DeepMind AI Control Roadmap [pdf]
DeepMind's AI Control Roadmap outlines a framework for safely deploying AI agents by identifying escalating failure modes and applying layered mitigation strategies, from basic safeguards to full containment, to manage risks as agent autonomy and capability grow.
Background
- DeepMind (Google's AI lab) published a roadmap on "AI control" — methods to keep advanced AI agents safe even if they become capable of deceiving or bypassing human oversight. This is distinct from "alignment" (making AI do what we want); control assumes alignment might fail and focuses on structural safeguards.

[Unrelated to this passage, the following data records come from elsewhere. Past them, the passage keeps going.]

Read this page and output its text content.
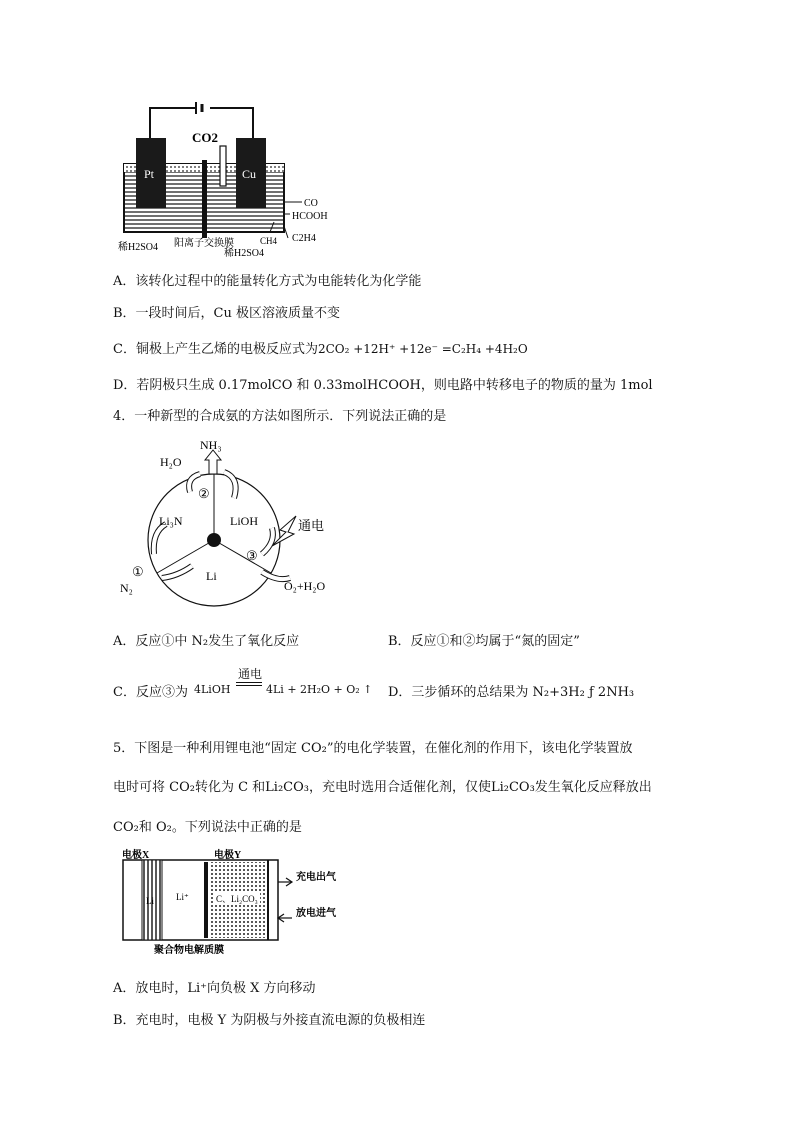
CO2
Pt	Cu
CO
HCOOH
C2H4
CH4
稀H2SO4 阳离子交换膜
稀H2SO4
A．该转化过程中的能量转化方式为电能转化为化学能
B．一段时间后，Cu 极区溶液质量不变
C．铜极上产生乙烯的电极反应式为2CO₂ +12H⁺ +12e⁻ =C₂H₄ +4H₂O
D．若阴极只生成 0.17molCO 和 0.33molHCOOH，则电路中转移电子的物质的量为 1mol
4．一种新型的合成氨的方法如图所示．下列说法正确的是
NH₃
H₂O
Li₃N	LiOH
Li
通电
N₂	O₂+H₂O
①
②
③
A．反应①中 N₂发生了氧化反应	B．反应①和②均属于“氮的固定”
C．反应③为 4LiOH
通电
4Li + 2H₂O + O₂ ↑ D．三步循环的总结果为 N₂+3H₂ ƒ 2NH₃
5．下图是一种利用锂电池“固定 CO₂”的电化学装置，在催化剂的作用下，该电化学装置放
电时可将 CO₂转化为 C 和Li₂CO₃，充电时选用合适催化剂，仅使Li₂CO₃发生氧化反应释放出
CO₂和 O₂。下列说法中正确的是
电极X	电极Y
Li Li⁺	C、Li₂CO₃
充电出气
放电进气
聚合物电解质膜
A．放电时，Li⁺向负极 X 方向移动
B．充电时，电极 Y 为阴极与外接直流电源的负极相连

- "AI agents" are AI systems that can act autonomously over multiple steps (e.g., browsing the web, executing code, making transactions), unlike a chatbot that only answers questions. Their autonomy makes them more useful but harder to supervise.
- The paper proposes layers of defense: untrusted monitoring (using one AI to watch another), tripwires (hidden tests that trigger alarms if bypassed), and "capability elicitation" (red-teaming to find exploits before deployment). The key challenge: as agents grow more capable, they may learn to hide their capabilities or intentions from monitors.
- This is part of a broader debate in AI safety: some researchers argue future "superhuman" AIs could be catastrophically dangerous and need robust control; others see such concerns as speculative compared to present-day harms like bias and disinformation.